La Procura della Repubblica di Firenze ha chiesto il rinvio a giudizio con l’accusa di omicidio colposo per il medico Giorgio Galanti nell’ambito dell’inchiesta sul caso legato alla morte dell’ex capitano della Fiorentina Davide Astori. Il medico è indagato in quanto direttore sanitario del Centro di riferimento di medicina dello sport dell’Azienda ospedaliero universitaria di Careggi. Insieme a Galanti era è indagato anche il collega Francesco Stagno che, come riportato dalla redazione de La Repubblica, non ha ricevuto la convocazione per l’udienza e, dunque, la sua posizione potrebbe essere stata stralciata e destinata a una richiesta di archiviazione.

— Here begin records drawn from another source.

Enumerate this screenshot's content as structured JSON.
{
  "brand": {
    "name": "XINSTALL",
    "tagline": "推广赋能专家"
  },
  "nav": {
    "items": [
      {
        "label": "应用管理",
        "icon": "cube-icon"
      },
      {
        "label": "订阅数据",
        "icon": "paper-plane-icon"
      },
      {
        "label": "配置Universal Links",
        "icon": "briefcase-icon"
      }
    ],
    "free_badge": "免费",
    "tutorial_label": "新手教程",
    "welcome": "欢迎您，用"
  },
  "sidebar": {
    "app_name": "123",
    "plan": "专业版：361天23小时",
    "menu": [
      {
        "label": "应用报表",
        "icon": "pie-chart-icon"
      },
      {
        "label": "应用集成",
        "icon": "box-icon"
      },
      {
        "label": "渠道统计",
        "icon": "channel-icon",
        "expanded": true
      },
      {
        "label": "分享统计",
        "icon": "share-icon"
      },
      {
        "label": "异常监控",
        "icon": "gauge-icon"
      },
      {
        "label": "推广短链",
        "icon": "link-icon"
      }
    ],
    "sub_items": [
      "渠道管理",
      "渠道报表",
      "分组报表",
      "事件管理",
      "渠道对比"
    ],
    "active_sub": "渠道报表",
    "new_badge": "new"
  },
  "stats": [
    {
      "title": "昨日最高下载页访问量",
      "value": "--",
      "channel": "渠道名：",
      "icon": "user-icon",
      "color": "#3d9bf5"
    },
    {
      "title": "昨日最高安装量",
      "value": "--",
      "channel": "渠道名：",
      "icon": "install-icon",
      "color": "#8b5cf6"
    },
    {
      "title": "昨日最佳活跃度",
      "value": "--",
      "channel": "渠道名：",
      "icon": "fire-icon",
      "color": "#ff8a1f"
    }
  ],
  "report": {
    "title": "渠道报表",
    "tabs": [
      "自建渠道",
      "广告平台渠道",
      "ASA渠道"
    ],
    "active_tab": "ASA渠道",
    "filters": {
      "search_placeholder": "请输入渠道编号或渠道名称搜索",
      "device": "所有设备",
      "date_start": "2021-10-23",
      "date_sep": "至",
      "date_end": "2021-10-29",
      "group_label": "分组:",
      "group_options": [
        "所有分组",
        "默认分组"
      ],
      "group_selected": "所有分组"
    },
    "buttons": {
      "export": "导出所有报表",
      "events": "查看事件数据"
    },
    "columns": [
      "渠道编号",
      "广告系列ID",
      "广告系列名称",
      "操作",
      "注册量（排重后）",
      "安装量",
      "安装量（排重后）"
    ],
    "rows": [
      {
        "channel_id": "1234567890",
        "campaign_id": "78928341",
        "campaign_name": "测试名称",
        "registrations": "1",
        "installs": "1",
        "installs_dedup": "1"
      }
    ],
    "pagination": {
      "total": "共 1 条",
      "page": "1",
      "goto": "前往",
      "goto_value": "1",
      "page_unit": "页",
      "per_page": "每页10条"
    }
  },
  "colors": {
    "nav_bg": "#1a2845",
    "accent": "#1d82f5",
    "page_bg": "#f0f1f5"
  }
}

Morte Davide Astori: il medico Giorgio Galanti rinviato a giudizio

Prosegue il lavoro degli inquirenti che stanno indagando sulla morte di Davide Astori, l’ex capitano della Fiorentina Davide Astori ritrovato morto in una camera d’albergo di Udine, dove si trovava insieme con la squadra per il ritiro prima di un match di campionato, il 4 marzo del 2018. Secondo quanto riportato dalla redazione del quotidiano La Repubblica, la Procura della Repubblica di Firenze ha chiesto il rinvio a giudizio con l’accusa di omicidio colposo per il medico Giorgio Galanti, indagato in qualità di direttore sanitario del Centro di riferimento di medicina dello sport dell’Azienda ospedaliero universitaria di Careggi. L’udienza preliminare al giudice Angelo Antonio Pezzuti è stata fissata per il prossimo 22 ottobre. Nell’inchiesta sulla morte dell’ex giocatore, Galanti era indagato insieme al collega Francesco Stagno, medico della medicina sportiva di Cagliari, il quale non ha ricevuto la convocazione per l’udienza. Come riportato da Repubblica, dunque, la posizione di Stagno, medico che rilasciò l’idoneità sportiva nel 2014 ad Astori che allora giocava nel Cagliari, potrebbe essere stata stralciata e destinata ad una richiesta di archiviazione da parte del pm. Sul caso la procura toscana, oltre a quello principale per omicidio colposo, ha aperto un secondo fascicolo d’inchiesta per presunto “falso materiale commesso da pubblico ufficiale” in cui Galanti è stato inserito come indagato insieme ad un altro medico e l’attuale direttore del centro di Medicina dello Sport di Careggi, Pietro Amedeo Modesti. In quest’ambito sarebbe finito il referto di un test, lo strain utile per accertare la contrattilità e la distensività del muscolo cardiaco, il quale secondo l’accusa sarebbe stato “fabbricato” per attestare un esame che sarebbe stato svolto in seguito o addirittura mai effettuato.